- Born: Timothy W. Fuller October 28, 1967 (age 58) Watertown, New York, U.S.

Modified racing career
- Debut season: 1990 Can-Am Speedway
- Car number: 19
- Championships: 15
- Wins: 251

Previous series
- 1988-1989 Wins 2007-2014 Wins: Pure stock 24 Late model 24

Championship titles
- 2005 Mr. Dirt Champion 1993, 2003 Mr. Dirt 358 Modified Champion

Awards
- 2007 World of Outlaws Late Model Rookie of the Year

= Tim Fuller (racing driver) =

American Dirt Modified racing driver (born 1967)

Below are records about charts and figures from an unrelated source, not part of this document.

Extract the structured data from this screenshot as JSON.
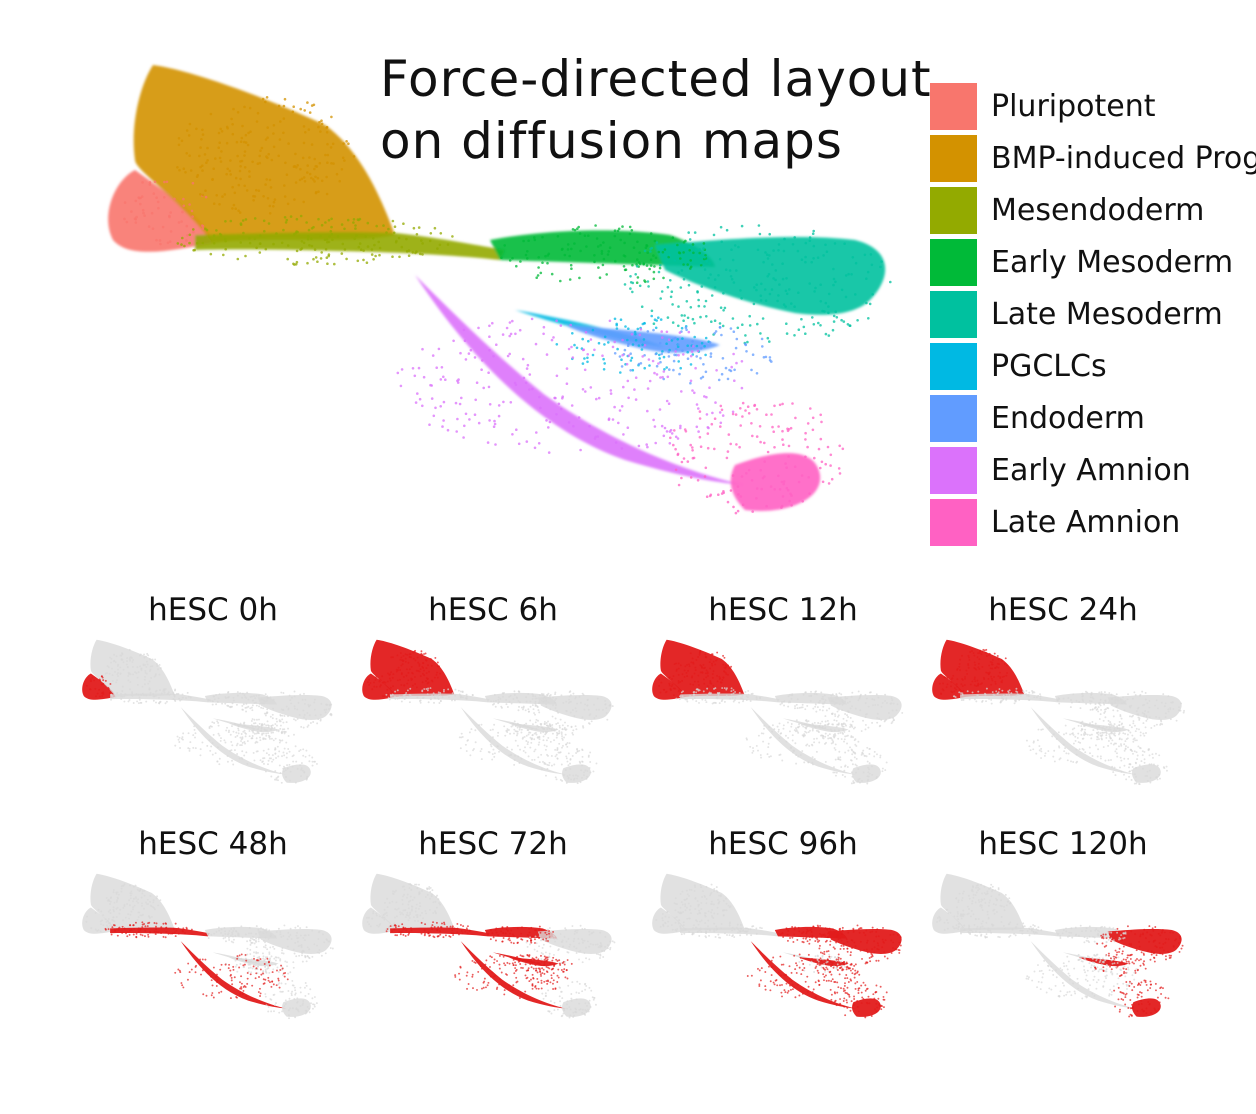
{
  "title_line1": "Force-directed layout",
  "title_line2": "on diffusion maps",
  "legend": [
    {
      "label": "Pluripotent",
      "color": "#F8766D"
    },
    {
      "label": "BMP-induced Progenitors",
      "color": "#D39200"
    },
    {
      "label": "Mesendoderm",
      "color": "#93AA00"
    },
    {
      "label": "Early Mesoderm",
      "color": "#00BA38"
    },
    {
      "label": "Late Mesoderm",
      "color": "#00C19F"
    },
    {
      "label": "PGCLCs",
      "color": "#00B9E3"
    },
    {
      "label": "Endoderm",
      "color": "#619CFF"
    },
    {
      "label": "Early Amnion",
      "color": "#DB72FB"
    },
    {
      "label": "Late Amnion",
      "color": "#FF61C3"
    }
  ],
  "panels": [
    {
      "label": "hESC 0h"
    },
    {
      "label": "hESC 6h"
    },
    {
      "label": "hESC 12h"
    },
    {
      "label": "hESC 24h"
    },
    {
      "label": "hESC 48h"
    },
    {
      "label": "hESC 72h"
    },
    {
      "label": "hESC 96h"
    },
    {
      "label": "hESC 120h"
    }
  ],
  "highlight_color": "#e21b1b",
  "background_cell_color": "#d9d9d9"
}
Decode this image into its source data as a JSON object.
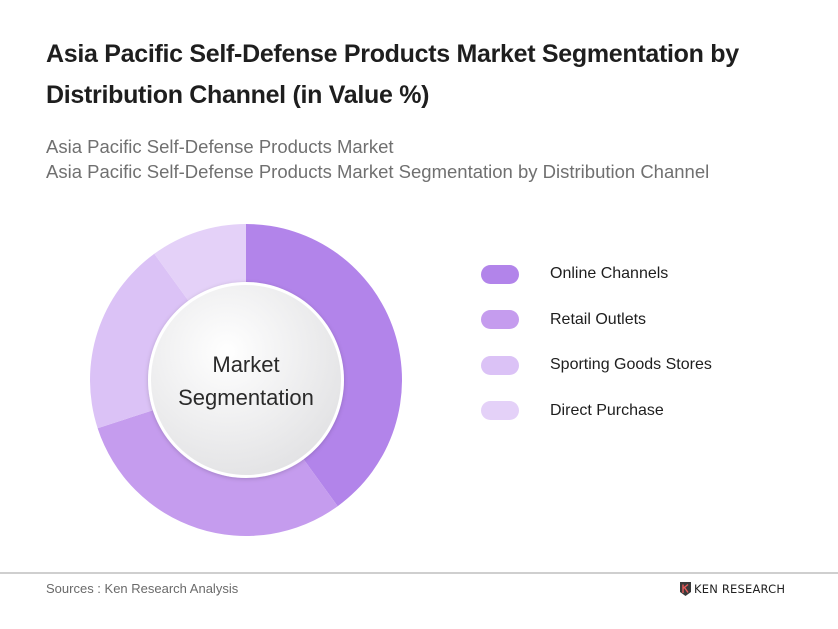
{
  "header": {
    "title": "Asia Pacific Self-Defense Products Market Segmentation by Distribution Channel (in Value %)",
    "subtitle_line1": "Asia Pacific Self-Defense Products Market",
    "subtitle_line2": "Asia Pacific Self-Defense Products Market Segmentation by Distribution Channel"
  },
  "center_label": {
    "line1": "Market",
    "line2": "Segmentation"
  },
  "legend": [
    {
      "label": "Online Channels",
      "color": "#b284ea"
    },
    {
      "label": "Retail Outlets",
      "color": "#c59cee"
    },
    {
      "label": "Sporting Goods Stores",
      "color": "#dbc2f6"
    },
    {
      "label": "Direct Purchase",
      "color": "#e4d1f8"
    }
  ],
  "footer": {
    "source": "Sources : Ken Research Analysis",
    "brand": "KEN RESEARCH"
  },
  "chart_data": {
    "type": "pie",
    "subtype": "donut",
    "title": "Asia Pacific Self-Defense Products Market Segmentation by Distribution Channel (in Value %)",
    "categories": [
      "Online Channels",
      "Retail Outlets",
      "Sporting Goods Stores",
      "Direct Purchase"
    ],
    "values": [
      40,
      30,
      20,
      10
    ],
    "colors": [
      "#b284ea",
      "#c59cee",
      "#dbc2f6",
      "#e4d1f8"
    ],
    "center_text": "Market Segmentation",
    "legend_position": "right",
    "start_angle": "top, clockwise"
  }
}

Timothy Fuller (born October 27, 1967) is an American Dirt Modified and Late Model racing driver. Fuller has 285 feature events wins from 45 tracks in 14 states, two Canadian provinces and Australia.

==Racing career==
Fuller began racing in 1988 in the pure stock class at the Can-Am Speedway in LaFargeville, New York. Since progressing to the Modified division, he has competed and been victorious at the east coast race tracks from Florida to Canada, including Brewerton Speedway, Fonda Speedway, Frogtown Speedway near Hogansburg, Utica-Rome Speedway in Vernon, and Weedsport Speedway, all in New York; Brockville Speedway and Cornwall Motor Speedway in Ontario; Hagerstown Speedway, Maryland; Bridgeport Speedway, New Jersey; Lernerville Speedway, Pennsylvania; and Volusia Speedway Park in Florida.

Fuller won the Super Dirt Week main event in 2004 at the Syracuse Mile, and won the companion 358 modified title twice, first in 2005 at Syracuse, and then in 2016 at the Oswego Speedway. He claimed the Mr. DIRT overall Modified crown in 2005.

In 2007, Fuller turned his attention to the Late Model cars claiming the World of Outlaw Rookie of the Year, and winning at least 19 class events over the succeeding years.

Fuller was inducted into the Northeast Dirt Modified Hall of Fame in 2023.